This is an interventional treatment trial for Arthritis, Juvenile focused on measuring Methotrexate, Anti-TNFα Antibody, Golimumab, Pediatric Participants

Eligibility Criteria

2 Years - 17 Years (Child)All SexesDoes not accept healthy volunteers

Inclusion Criteria:

  • Diagnosis must be made per Juvenile Idiopathic Arthritis (JIA) International League of Associations for Rheumatology (ILAR) diagnostic criteria and the onset of disease must have been before the participant's 16th birthday
  • Failure or inadequate response to at least a 2 month course of methotrexate (MTX) before screening
  • Participants must have greater than or equal to (>=) 5 joints with active arthritis at screening and at Week 0 as defined by American College of Rheumatology (ACR) criteria (that is, a joint with either swelling, or in the absence of swelling, limited range of motion associated with pain on motion or tenderness)
  • Participants must have a screening C-reactive protein (CRP) of >=0.1 milligram (mg)/deciliter (dL) with the exception of approximately 30 percent (%) of the study population
  • Participants must have active polyarticular juvenile idiopathic arthritis (pJIA) despite current use of oral, intramuscular, or subcutaneous MTX for >=2 months before screening.
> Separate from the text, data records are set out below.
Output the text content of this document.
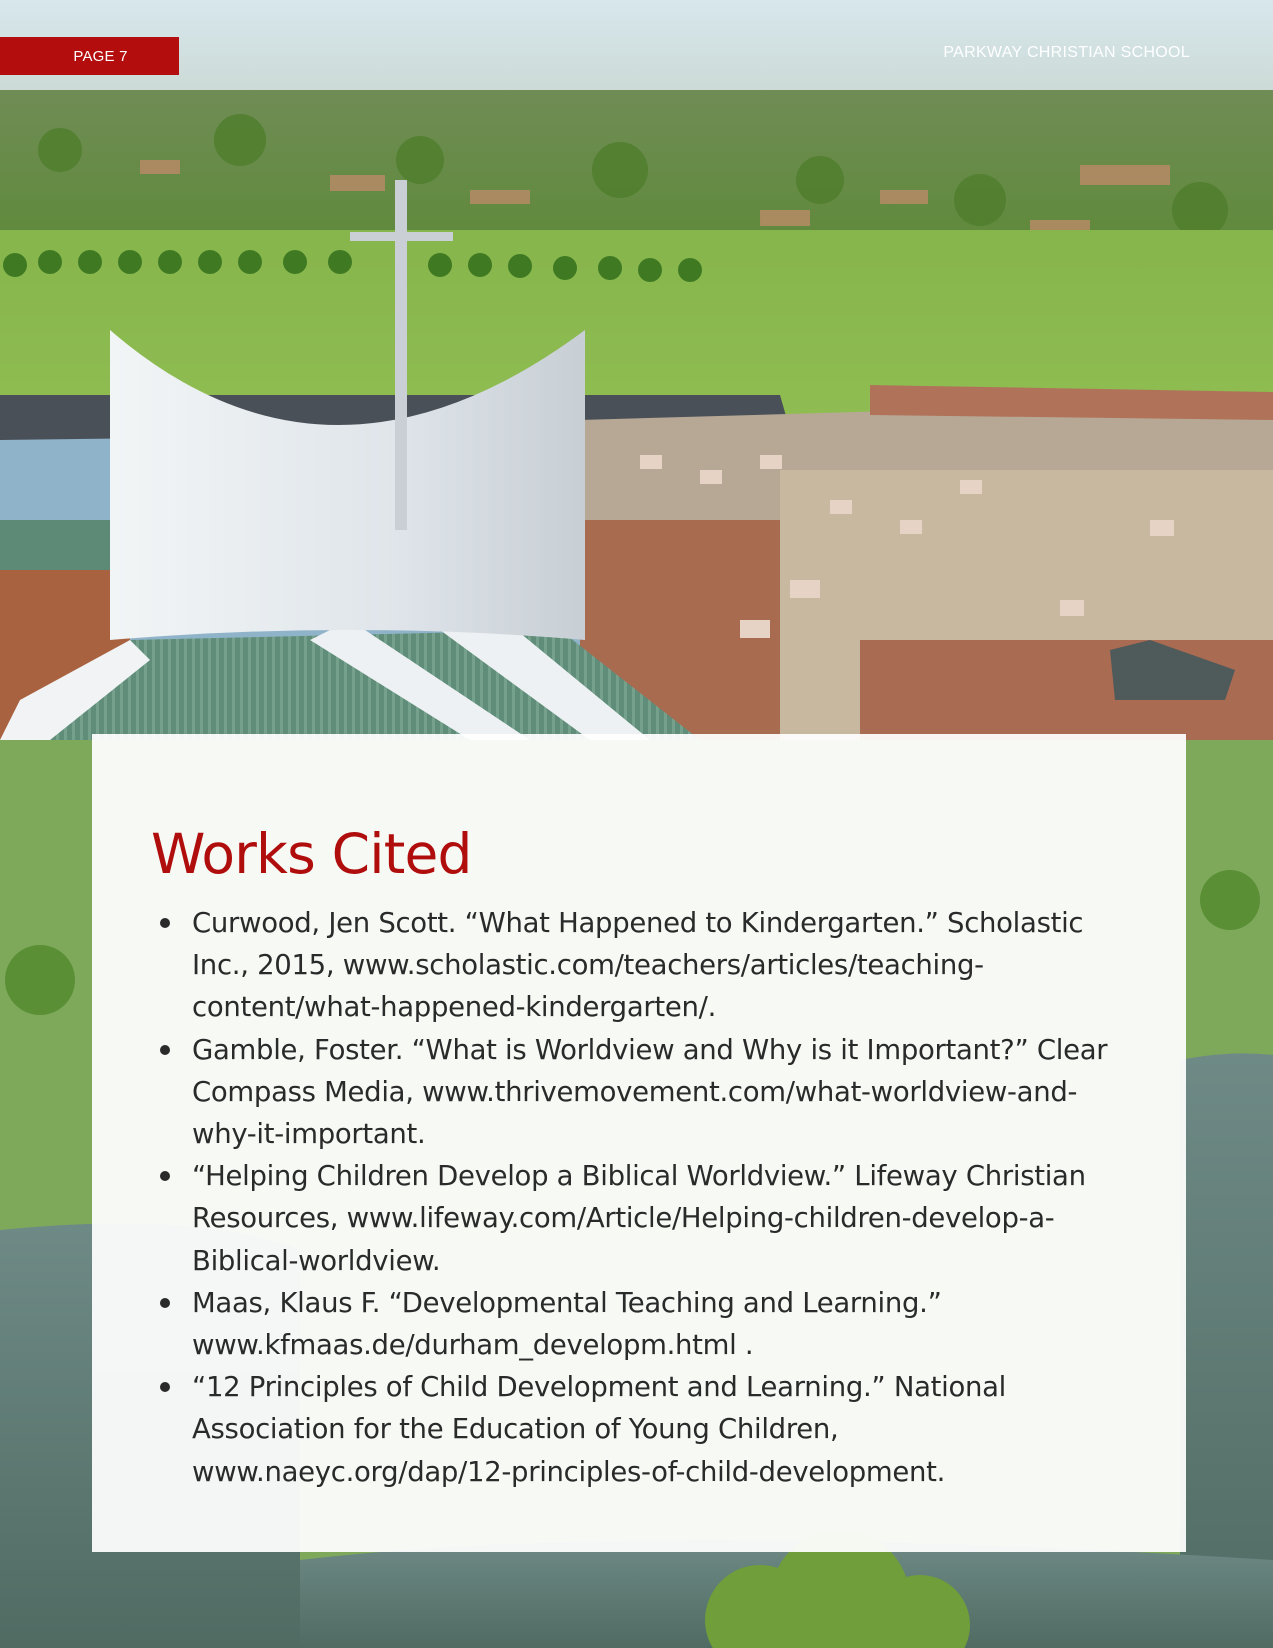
PAGE 7	PARKWAY CHRISTIAN SCHOOL
Works Cited
Curwood, Jen Scott. “What Happened to Kindergarten.” Scholastic Inc., 2015, www.scholastic.com/teachers/articles/teaching-content/what-happened-kindergarten/.
Gamble, Foster. “What is Worldview and Why is it Important?” Clear Compass Media, www.thrivemovement.com/what-worldview-and-why-it-important.
“Helping Children Develop a Biblical Worldview.” Lifeway Christian Resources, www.lifeway.com/Article/Helping-children-develop-a-Biblical-worldview.
Maas, Klaus F. “Developmental Teaching and Learning.” www.kfmaas.de/durham_developm.html .
“12 Principles of Child Development and Learning.” National Association for the Education of Young Children, www.naeyc.org/dap/12-principles-of-child-development.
For participants with body surface area (BSA) less than (<)1.67 meter square (m^2), the MTX dose must be between 10 to 30 milligram per meter square (mg/m^2) per week and stable for >=4 weeks before screening. For participants with BSA >=1.67 m^2, the MTX dose must be a minimum of 15 mg/week and must be stable for >=4 weeks before screening. In situations where there is documented intolerance of doses greater than (>)10 mg/m^2 weekly (for participants with BSA <1.67 m^2) or >=15 mg/week (for participants with BSA >=1.67 m^2); or where documented country or site regulations prohibit use of >=15 mg of MTX per week in participants with BSA >=1.67 m^2, participants may be entered into the trial on a lower dose of MTX

Exclusion Criteria:

  • Participant has initiated disease-modifying antirheumatic drugs (DMARDs) and/or immunosuppressive therapy within 4 weeks prior to first study agent administration
  • Participant has been treated with intra-articular, intramuscular or intravenous corticosteroids (including intramuscular corticotropin) during the 4 weeks before first study agent administration
  • Participant has been treated with any therapeutic agent targeted at reducing Interleukin (IL)-12 or IL 23, including but not limited to ustekinumab and ABT-874, within 3 months before first study agent administration
  • Participant has been treated with natalizumab, efalizumab, or therapeutic agents that deplete B or T cells (eg, rituximab, alemtuzumab, or visilizumab) during the 12 months before first study agent administration, or have evidence at screening of persistent depletion of the targeted lymphocyte after receiving any of these agents
  • Participant has been treated with alefacept within 3 months before first study agent administration
  • If a participant has been previously treated with an anti-tumor necrosis factor alpha (TNF alpha) agent, the reason for discontinuation of the anti-TNF alpha agent cannot have been a severe or serious adverse event consistent with the class of anti-TNF alpha agents

Sites / Locations

Arms of the Study

Arm 1

Arm Type

Experimental

Arm Label

Golimumab + Methotrexate

Arm Description

Participants will receive 80 milligram per meter square (mg/m^2) as an intravenous (IV) infusion at Weeks 0, 4, and every 8 weeks thereafter up to Week 244, along with commercial methotrexate (MTX) weekly through Week 28 at the same Body Surface Area (BSA)-based dosage (10 to 30 mg/m^2 per week for participants with BSA less than [<] 1.67 meter square (m^2), or minimum of 15 mg/week for participants with BSA greater than or equal to [>=] 1.67 m^2) as at the time of study entry. At Week 252, participants who meet the criteria for the optional Extended Treatment Period (ETP) may continue treatment with golimumab 80 mg/m^2 every 8 weeks after completion of the Week 252 assessments.

Outcomes

Primary Outcome Measures

Serum Trough Concentration (C-trough) of Golimumab
Serum golimumab trough concentration at Week 28 was reported.
Bayesian Area Under Curve at Steady State (AUCss) Over an 8-week Dosing Interval at Week 28
AUCss was defined as area under the plasma concentration-time curve at steady-state (based on steady-state assessment of trough concentrations or via modeling).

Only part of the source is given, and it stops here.